By Barbara Hollingsworth
CNS News: May 2, 2014
In 2011, while the Internal Revenue Service (IRS) was busy scrutinizing the tax-exempt status of 100 percent of Tea Party groups and other conservative non-profits, the tax agency did not audit a single high-value electing large partnership (ELP) with more than $100 million in assets.
That’s according to a preliminary report released to Congress by the Government Accountability Office (GAO) April 17th. (See GAO.pdf)
An ELP is a business entity with more than 100 partners and more than $100 million in assets that is required to file a 1065-B tax return every year. They include large private equity firms, hedge funds and oil and gas partnerships.
“No partnerships that filed a Form 1065-B from tax years 2002 to 2011 had their tax return audited and closed by IRS from fiscal years 2007 to 2013,” a footnote on page 14 of the GAO report stated.

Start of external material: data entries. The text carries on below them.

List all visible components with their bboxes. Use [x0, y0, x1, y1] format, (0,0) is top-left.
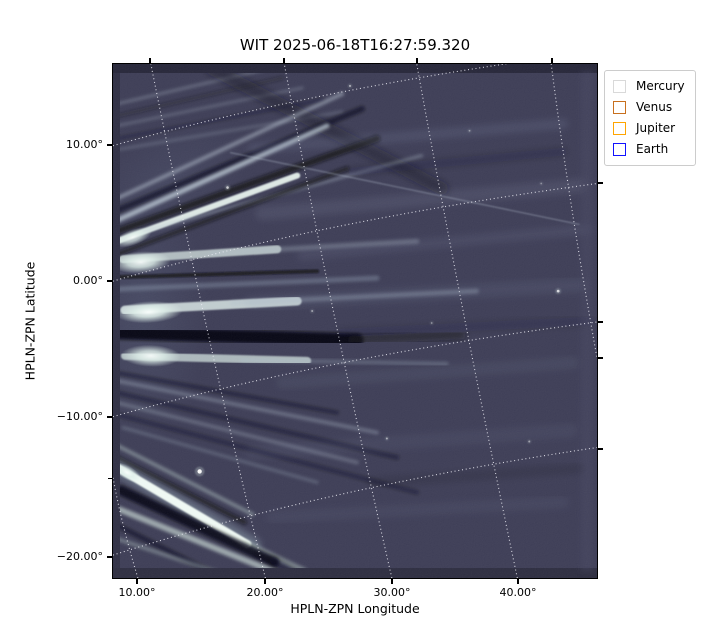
latitude-gridline: [113, 321, 597, 418]
legend-label: Earth: [636, 142, 669, 156]
plot-title: WIT 2025-06-18T16:27:59.320: [239, 36, 471, 54]
x-tick-label: 10.00°: [118, 586, 156, 599]
longitude-gridline: [283, 64, 393, 578]
legend-label: Venus: [636, 100, 673, 114]
noise-texture: [113, 64, 597, 578]
plot-area: [112, 63, 598, 579]
jupiter-marker-icon: [613, 122, 626, 135]
legend: Mercury Venus Jupiter Earth: [604, 70, 696, 166]
longitude-gridline: [113, 477, 139, 578]
top-tick-mark: [149, 58, 151, 63]
legend-label: Jupiter: [636, 121, 676, 135]
earth-marker-icon: [613, 143, 626, 156]
y-tick-mark: [107, 556, 112, 558]
y-tick-label: 0.00°: [73, 274, 103, 287]
right-tick-mark: [598, 448, 603, 450]
image-content: [113, 64, 597, 578]
x-tick-label: 20.00°: [246, 586, 284, 599]
x-axis-label: HPLN-ZPN Longitude: [290, 601, 420, 616]
sky-image: [113, 64, 597, 578]
x-tick-label: 30.00°: [373, 586, 411, 599]
x-tick-mark: [517, 579, 519, 584]
right-tick-mark: [598, 357, 603, 359]
longitude-gridline: [550, 64, 597, 358]
x-tick-label: 40.00°: [499, 586, 537, 599]
venus-marker-icon: [613, 101, 626, 114]
top-tick-mark: [551, 58, 553, 63]
y-axis-label: HPLN-ZPN Latitude: [22, 261, 38, 381]
legend-entry-jupiter: Jupiter: [613, 118, 685, 139]
y-tick-mark: [107, 144, 112, 146]
top-tick-mark: [283, 58, 285, 63]
y-tick-mark: [107, 280, 112, 282]
y-tick-label: 10.00°: [66, 138, 103, 151]
mercury-marker-icon: [613, 80, 626, 93]
latitude-gridline: [113, 64, 509, 147]
graticule: [113, 64, 597, 578]
latitude-gridline: [113, 182, 597, 282]
x-tick-mark: [391, 579, 393, 584]
left-minor-tick-mark: [108, 477, 112, 479]
top-tick-mark: [416, 58, 418, 63]
y-tick-mark: [107, 416, 112, 418]
x-tick-mark: [264, 579, 266, 584]
x-tick-mark: [136, 579, 138, 584]
legend-entry-mercury: Mercury: [613, 76, 685, 97]
legend-entry-venus: Venus: [613, 97, 685, 118]
y-tick-label: −10.00°: [56, 410, 103, 423]
right-tick-mark: [598, 182, 603, 184]
legend-label: Mercury: [636, 79, 685, 93]
right-tick-mark: [598, 321, 603, 323]
y-tick-label: −20.00°: [56, 550, 103, 563]
legend-entry-earth: Earth: [613, 139, 685, 160]
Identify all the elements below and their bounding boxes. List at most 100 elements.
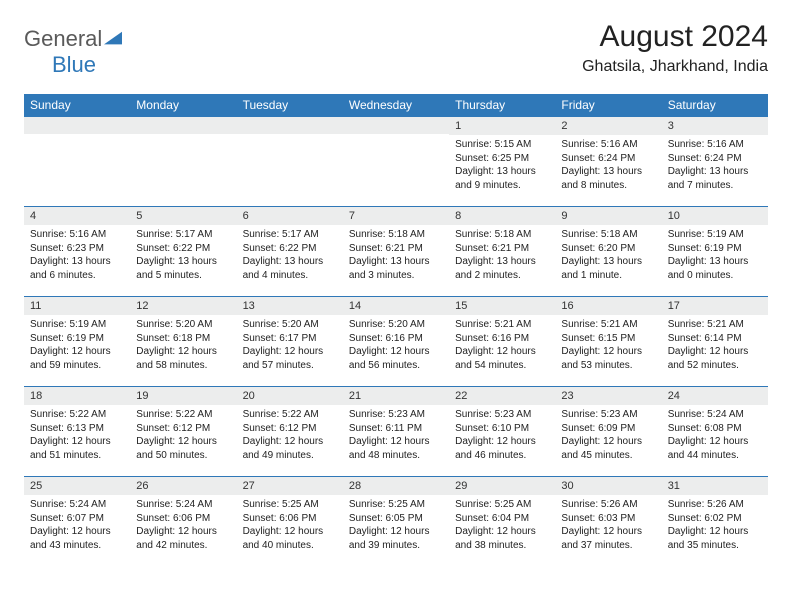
day-data: Sunrise: 5:22 AMSunset: 6:13 PMDaylight:… [24, 405, 130, 466]
sunset-line: Sunset: 6:23 PM [30, 242, 124, 256]
calendar-day-cell: 5Sunrise: 5:17 AMSunset: 6:22 PMDaylight… [130, 207, 236, 297]
day-data: Sunrise: 5:25 AMSunset: 6:06 PMDaylight:… [237, 495, 343, 556]
daylight-line: Daylight: 13 hours and 9 minutes. [455, 165, 549, 192]
logo-text-2: Blue [52, 52, 96, 77]
sunrise-line: Sunrise: 5:25 AM [243, 498, 337, 512]
day-header: Friday [555, 94, 661, 117]
calendar-day-cell: 29Sunrise: 5:25 AMSunset: 6:04 PMDayligh… [449, 477, 555, 567]
sunset-line: Sunset: 6:07 PM [30, 512, 124, 526]
day-number: 30 [555, 477, 661, 495]
calendar-day-cell: 13Sunrise: 5:20 AMSunset: 6:17 PMDayligh… [237, 297, 343, 387]
day-data: Sunrise: 5:21 AMSunset: 6:14 PMDaylight:… [662, 315, 768, 376]
day-data: Sunrise: 5:23 AMSunset: 6:11 PMDaylight:… [343, 405, 449, 466]
sunset-line: Sunset: 6:22 PM [243, 242, 337, 256]
sunset-line: Sunset: 6:06 PM [243, 512, 337, 526]
daylight-line: Daylight: 12 hours and 57 minutes. [243, 345, 337, 372]
sunrise-line: Sunrise: 5:25 AM [455, 498, 549, 512]
calendar-day-cell: 6Sunrise: 5:17 AMSunset: 6:22 PMDaylight… [237, 207, 343, 297]
sunrise-line: Sunrise: 5:26 AM [668, 498, 762, 512]
sunset-line: Sunset: 6:02 PM [668, 512, 762, 526]
day-number: 22 [449, 387, 555, 405]
sunrise-line: Sunrise: 5:15 AM [455, 138, 549, 152]
day-number: 7 [343, 207, 449, 225]
day-number: 28 [343, 477, 449, 495]
calendar-day-cell: 19Sunrise: 5:22 AMSunset: 6:12 PMDayligh… [130, 387, 236, 477]
sunrise-line: Sunrise: 5:22 AM [30, 408, 124, 422]
sunrise-line: Sunrise: 5:19 AM [668, 228, 762, 242]
sunset-line: Sunset: 6:04 PM [455, 512, 549, 526]
day-number: 1 [449, 117, 555, 135]
sunrise-line: Sunrise: 5:17 AM [243, 228, 337, 242]
day-number: 11 [24, 297, 130, 315]
calendar-day-cell: 20Sunrise: 5:22 AMSunset: 6:12 PMDayligh… [237, 387, 343, 477]
calendar-table: Sunday Monday Tuesday Wednesday Thursday… [24, 94, 768, 567]
day-number [237, 117, 343, 134]
sunrise-line: Sunrise: 5:24 AM [30, 498, 124, 512]
day-header: Sunday [24, 94, 130, 117]
sunrise-line: Sunrise: 5:24 AM [136, 498, 230, 512]
sunset-line: Sunset: 6:25 PM [455, 152, 549, 166]
day-data: Sunrise: 5:23 AMSunset: 6:09 PMDaylight:… [555, 405, 661, 466]
day-number: 25 [24, 477, 130, 495]
calendar-week-row: 1 Sunrise: 5:15 AMSunset: 6:25 PMDaylight… [24, 117, 768, 207]
day-header: Saturday [662, 94, 768, 117]
day-number: 19 [130, 387, 236, 405]
calendar-day-cell: 30Sunrise: 5:26 AMSunset: 6:03 PMDayligh… [555, 477, 661, 567]
day-number: 9 [555, 207, 661, 225]
daylight-line: Daylight: 13 hours and 5 minutes. [136, 255, 230, 282]
calendar-day-cell: 18Sunrise: 5:22 AMSunset: 6:13 PMDayligh… [24, 387, 130, 477]
sunset-line: Sunset: 6:08 PM [668, 422, 762, 436]
daylight-line: Daylight: 12 hours and 52 minutes. [668, 345, 762, 372]
calendar-day-cell: 25Sunrise: 5:24 AMSunset: 6:07 PMDayligh… [24, 477, 130, 567]
sunrise-line: Sunrise: 5:16 AM [30, 228, 124, 242]
day-data: Sunrise: 5:16 AMSunset: 6:24 PMDaylight:… [555, 135, 661, 196]
sunset-line: Sunset: 6:22 PM [136, 242, 230, 256]
day-number: 21 [343, 387, 449, 405]
daylight-line: Daylight: 12 hours and 44 minutes. [668, 435, 762, 462]
day-number: 10 [662, 207, 768, 225]
calendar-day-cell: 12Sunrise: 5:20 AMSunset: 6:18 PMDayligh… [130, 297, 236, 387]
day-number: 13 [237, 297, 343, 315]
sunrise-line: Sunrise: 5:22 AM [136, 408, 230, 422]
calendar-day-cell [24, 117, 130, 207]
calendar-day-cell: 15Sunrise: 5:21 AMSunset: 6:16 PMDayligh… [449, 297, 555, 387]
daylight-line: Daylight: 12 hours and 43 minutes. [30, 525, 124, 552]
sunset-line: Sunset: 6:19 PM [668, 242, 762, 256]
day-data: Sunrise: 5:16 AMSunset: 6:23 PMDaylight:… [24, 225, 130, 286]
daylight-line: Daylight: 13 hours and 4 minutes. [243, 255, 337, 282]
day-number: 20 [237, 387, 343, 405]
calendar-day-cell: 17Sunrise: 5:21 AMSunset: 6:14 PMDayligh… [662, 297, 768, 387]
daylight-line: Daylight: 13 hours and 0 minutes. [668, 255, 762, 282]
sunrise-line: Sunrise: 5:18 AM [349, 228, 443, 242]
day-number: 14 [343, 297, 449, 315]
calendar-week-row: 25Sunrise: 5:24 AMSunset: 6:07 PMDayligh… [24, 477, 768, 567]
daylight-line: Daylight: 12 hours and 39 minutes. [349, 525, 443, 552]
calendar-day-cell: 10 Sunrise: 5:19 AMSunset: 6:19 PMDayligh… [662, 207, 768, 297]
day-data: Sunrise: 5:24 AMSunset: 6:07 PMDaylight:… [24, 495, 130, 556]
calendar-day-cell: 27Sunrise: 5:25 AMSunset: 6:06 PMDayligh… [237, 477, 343, 567]
calendar-day-cell: 11Sunrise: 5:19 AMSunset: 6:19 PMDayligh… [24, 297, 130, 387]
sunrise-line: Sunrise: 5:24 AM [668, 408, 762, 422]
day-data: Sunrise: 5:24 AMSunset: 6:08 PMDaylight:… [662, 405, 768, 466]
sunset-line: Sunset: 6:18 PM [136, 332, 230, 346]
sunset-line: Sunset: 6:14 PM [668, 332, 762, 346]
daylight-line: Daylight: 12 hours and 50 minutes. [136, 435, 230, 462]
day-number: 27 [237, 477, 343, 495]
daylight-line: Daylight: 12 hours and 35 minutes. [668, 525, 762, 552]
day-number: 16 [555, 297, 661, 315]
sunrise-line: Sunrise: 5:18 AM [455, 228, 549, 242]
day-number: 17 [662, 297, 768, 315]
sunset-line: Sunset: 6:21 PM [455, 242, 549, 256]
day-data: Sunrise: 5:19 AMSunset: 6:19 PMDaylight:… [24, 315, 130, 376]
daylight-line: Daylight: 13 hours and 1 minute. [561, 255, 655, 282]
sunrise-line: Sunrise: 5:21 AM [561, 318, 655, 332]
sunset-line: Sunset: 6:13 PM [30, 422, 124, 436]
day-number: 5 [130, 207, 236, 225]
day-number: 2 [555, 117, 661, 135]
day-data: Sunrise: 5:22 AMSunset: 6:12 PMDaylight:… [130, 405, 236, 466]
daylight-line: Daylight: 13 hours and 6 minutes. [30, 255, 124, 282]
sunrise-line: Sunrise: 5:23 AM [561, 408, 655, 422]
calendar-day-cell: 8Sunrise: 5:18 AMSunset: 6:21 PMDaylight… [449, 207, 555, 297]
daylight-line: Daylight: 12 hours and 42 minutes. [136, 525, 230, 552]
calendar-day-cell: 21Sunrise: 5:23 AMSunset: 6:11 PMDayligh… [343, 387, 449, 477]
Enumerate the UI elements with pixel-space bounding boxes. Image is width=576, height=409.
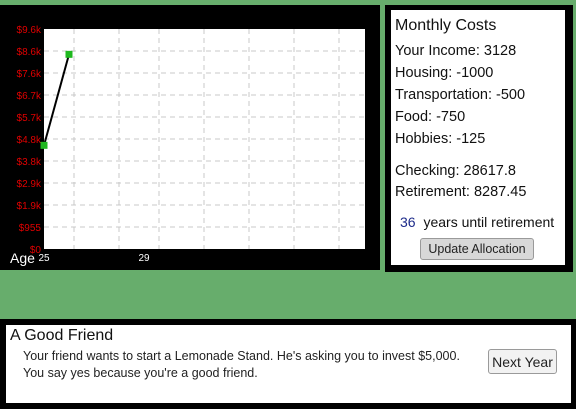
y-tick-label: $1.9k — [17, 201, 42, 212]
transportation-line: Transportation: -500 — [395, 87, 526, 103]
years-count: 36 — [400, 214, 416, 230]
monthly-costs-panel: Monthly Costs Your Income: 3128 Housing:… — [385, 5, 573, 272]
y-tick-label: $0 — [30, 245, 42, 256]
monthly-costs-card: Monthly Costs Your Income: 3128 Housing:… — [391, 10, 565, 265]
y-tick-label: $6.7k — [17, 91, 42, 102]
x-axis-label: Age — [10, 250, 35, 266]
retirement-balance: Retirement: 8287.45 — [395, 184, 527, 200]
event-panel: A Good Friend Your friend wants to start… — [0, 319, 576, 409]
hobbies-line: Hobbies: -125 — [395, 131, 486, 147]
savings-chart: $0 $955 $1.9k $2.9k $3.8k $4.8k $5.7k $6.7k $7.6… — [10, 25, 365, 266]
chart-data-point — [40, 141, 48, 149]
event-description: Your friend wants to start a Lemonade St… — [23, 349, 460, 380]
x-tick-label: 29 — [138, 253, 150, 264]
event-title: A Good Friend — [10, 327, 114, 344]
housing-line: Housing: -1000 — [395, 65, 494, 81]
chart-panel: $0 $955 $1.9k $2.9k $3.8k $4.8k $5.7k $6.7k $7.6… — [0, 5, 380, 270]
y-tick-label: $5.7k — [17, 113, 42, 124]
next-year-button[interactable]: Next Year — [488, 349, 557, 374]
years-until-retirement: 36 years until retirement — [400, 214, 554, 230]
food-line: Food: -750 — [395, 109, 466, 125]
years-label: years until retirement — [423, 214, 555, 230]
income-line: Your Income: 3128 — [395, 43, 517, 59]
update-allocation-button[interactable]: Update Allocation — [420, 238, 534, 260]
x-tick-label: 25 — [38, 253, 50, 264]
y-tick-label: $9.6k — [17, 25, 42, 36]
chart-series-line — [43, 54, 70, 146]
y-tick-label: $7.6k — [17, 69, 42, 80]
y-tick-label: $955 — [19, 223, 42, 234]
checking-balance: Checking: 28617.8 — [395, 163, 516, 179]
chart-data-point — [65, 50, 73, 58]
monthly-costs-title: Monthly Costs — [395, 17, 497, 34]
y-tick-label: $4.8k — [17, 135, 42, 146]
y-tick-label: $8.6k — [17, 47, 42, 58]
y-tick-label: $3.8k — [17, 157, 42, 168]
event-card: A Good Friend Your friend wants to start… — [6, 325, 571, 403]
y-tick-label: $2.9k — [17, 179, 42, 190]
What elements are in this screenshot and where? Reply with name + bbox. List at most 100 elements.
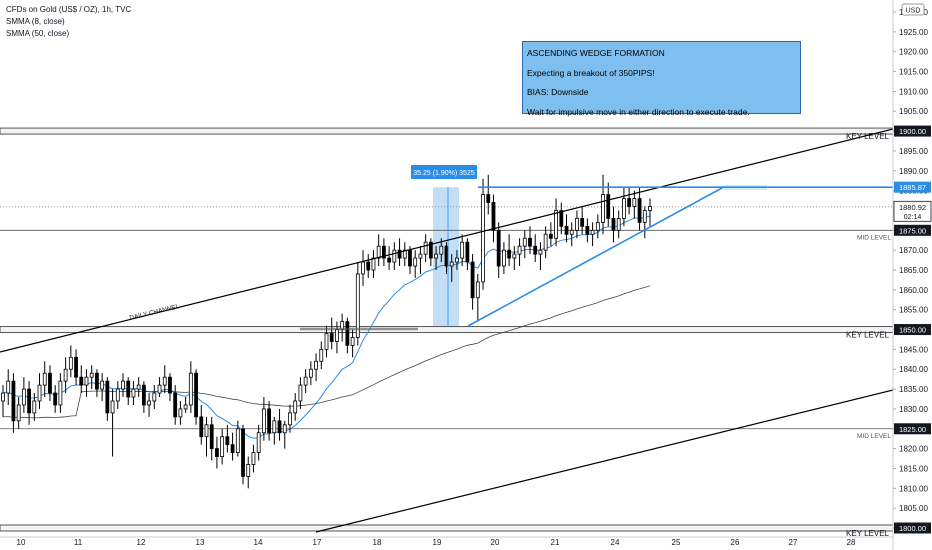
candle-down bbox=[465, 241, 470, 263]
price-label-text: 1825.00 bbox=[899, 425, 926, 434]
candle-up bbox=[131, 388, 136, 398]
candle-up bbox=[110, 400, 115, 414]
candle-up bbox=[37, 384, 42, 402]
y-axis-tick-label: 1910.00 bbox=[899, 87, 928, 96]
indicator-slow-ma[interactable]: SMMA (50, close) bbox=[6, 29, 70, 38]
candle-down bbox=[74, 356, 78, 378]
candle-down bbox=[381, 245, 386, 259]
candle-down bbox=[79, 376, 84, 386]
candle-up bbox=[502, 249, 506, 267]
candle-down bbox=[387, 257, 392, 263]
y-axis-tick-label: 1870.00 bbox=[899, 246, 928, 255]
y-axis-tick-label: 1830.00 bbox=[899, 405, 928, 414]
candle-up bbox=[204, 424, 209, 438]
y-axis-tick-label: 1855.00 bbox=[899, 306, 928, 315]
candle-down bbox=[564, 225, 569, 235]
channel-label: DAILY CHANNEL bbox=[129, 303, 181, 322]
candle-down bbox=[366, 261, 371, 271]
x-axis-tick-label: 18 bbox=[373, 538, 382, 547]
candle-up bbox=[648, 206, 652, 211]
y-axis-tick-label: 1905.00 bbox=[899, 107, 928, 116]
candle-up bbox=[183, 404, 188, 410]
smma-8-line bbox=[2, 215, 651, 439]
candle-up bbox=[616, 217, 621, 231]
note-line-breakout: Expecting a breakout of 350PIPS! bbox=[527, 67, 655, 78]
candle-up bbox=[21, 388, 26, 406]
y-axis-tick-label: 1915.00 bbox=[899, 68, 928, 77]
candle-up bbox=[522, 237, 527, 247]
candle-up bbox=[16, 404, 21, 422]
x-axis-tick-label: 19 bbox=[433, 538, 442, 547]
candle-up bbox=[188, 372, 193, 406]
candle-up bbox=[569, 229, 574, 235]
candle-up bbox=[100, 380, 105, 390]
currency-badge-text: USD bbox=[906, 8, 921, 15]
candle-up bbox=[324, 333, 329, 350]
daily-channel-upper bbox=[0, 128, 894, 353]
price-label-box bbox=[894, 224, 931, 236]
annotation-note-box[interactable]: ASCENDING WEDGE FORMATION Expecting a br… bbox=[522, 41, 801, 117]
candle-down bbox=[27, 388, 31, 414]
candle-up bbox=[512, 253, 517, 259]
candle-up bbox=[58, 380, 63, 406]
candle-down bbox=[428, 241, 433, 259]
candle-down bbox=[528, 237, 532, 247]
candle-down bbox=[277, 420, 282, 434]
candle-up bbox=[6, 380, 11, 394]
candle-up bbox=[538, 249, 543, 255]
candle-up bbox=[449, 261, 454, 267]
price-label-box bbox=[893, 200, 932, 222]
candle-up bbox=[89, 372, 94, 378]
indicator-fast-ma[interactable]: SMMA (8, close) bbox=[6, 17, 65, 26]
key-level-zone bbox=[0, 127, 894, 135]
price-label-box bbox=[894, 324, 931, 336]
note-line-title: ASCENDING WEDGE FORMATION bbox=[527, 48, 665, 58]
candle-down bbox=[507, 249, 512, 259]
candle-up bbox=[152, 392, 157, 402]
candle-up bbox=[261, 408, 266, 434]
candle-up bbox=[335, 329, 339, 342]
candle-down bbox=[585, 225, 590, 235]
candle-up bbox=[162, 376, 167, 386]
price-label-text: 1850.00 bbox=[899, 326, 926, 335]
x-axis-tick-label: 20 bbox=[491, 538, 500, 547]
price-label-box bbox=[894, 522, 931, 534]
x-axis-tick-label: 10 bbox=[17, 538, 26, 547]
candle-up bbox=[439, 245, 444, 255]
candle-down bbox=[53, 392, 58, 406]
candle-up bbox=[314, 360, 318, 370]
price-label-text: 1885.87 bbox=[899, 183, 926, 192]
countdown-label: 02:14 bbox=[904, 214, 922, 221]
y-axis-tick-label: 1865.00 bbox=[899, 266, 928, 275]
candle-down bbox=[95, 372, 99, 390]
candle-up bbox=[376, 245, 381, 259]
candle-up bbox=[32, 400, 37, 414]
candle-up bbox=[293, 400, 298, 414]
candle-down bbox=[141, 384, 146, 406]
x-axis-tick-label: 11 bbox=[74, 538, 83, 547]
price-label-text: 1900.00 bbox=[899, 127, 926, 136]
key-level-zone bbox=[0, 524, 894, 532]
candle-up bbox=[355, 273, 360, 338]
candle-down bbox=[126, 380, 131, 398]
candle-down bbox=[548, 233, 553, 239]
candle-down bbox=[637, 198, 642, 223]
candle-up bbox=[350, 337, 355, 346]
candle-up bbox=[1, 392, 5, 402]
candle-up bbox=[361, 261, 365, 275]
price-label-box bbox=[894, 125, 931, 137]
candle-down bbox=[173, 392, 178, 418]
candle-up bbox=[84, 376, 89, 386]
x-axis-tick-label: 26 bbox=[731, 538, 740, 547]
candle-up bbox=[68, 356, 73, 370]
symbol-title: CFDs on Gold (US$ / OZ), 1h, TVC bbox=[6, 5, 132, 14]
candle-up bbox=[402, 249, 407, 259]
smma-50-line bbox=[2, 285, 651, 419]
candle-down bbox=[580, 217, 585, 227]
price-label-text: 1880.92 bbox=[899, 203, 926, 212]
candle-up bbox=[308, 368, 313, 378]
candle-up bbox=[423, 241, 428, 255]
candle-up bbox=[235, 428, 240, 453]
candle-up bbox=[642, 210, 647, 223]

Jim White, a spokesman for GAO, confirmed that no ELPs were audited by the IRS between 2007 and 2013, the last year statistics are available. However, he pointed out that there were only 15 ELPs out of 105 filing 1065-B returns nationwide in 2011 that met the $100 million asset threshold.
Another 2,211 partnerships filed under IRS Form 1065 in 2011, “but only 20 audits (or less than one percent) were closed that year,” White told CNSNews.com, acknowledging that “this is a very low audit rate.”
White noted that GAO is doing a follow-up and “will be asking the IRS a number of questions to try to better understand” the tax agency’s audit decisions.
“These are the big guys,” said Amy Elliott, legal editor at the non-profit Tax Analysts, who pointed out that some ELPs have up to $20 billion in assets. “The IRS should be looking at them more.”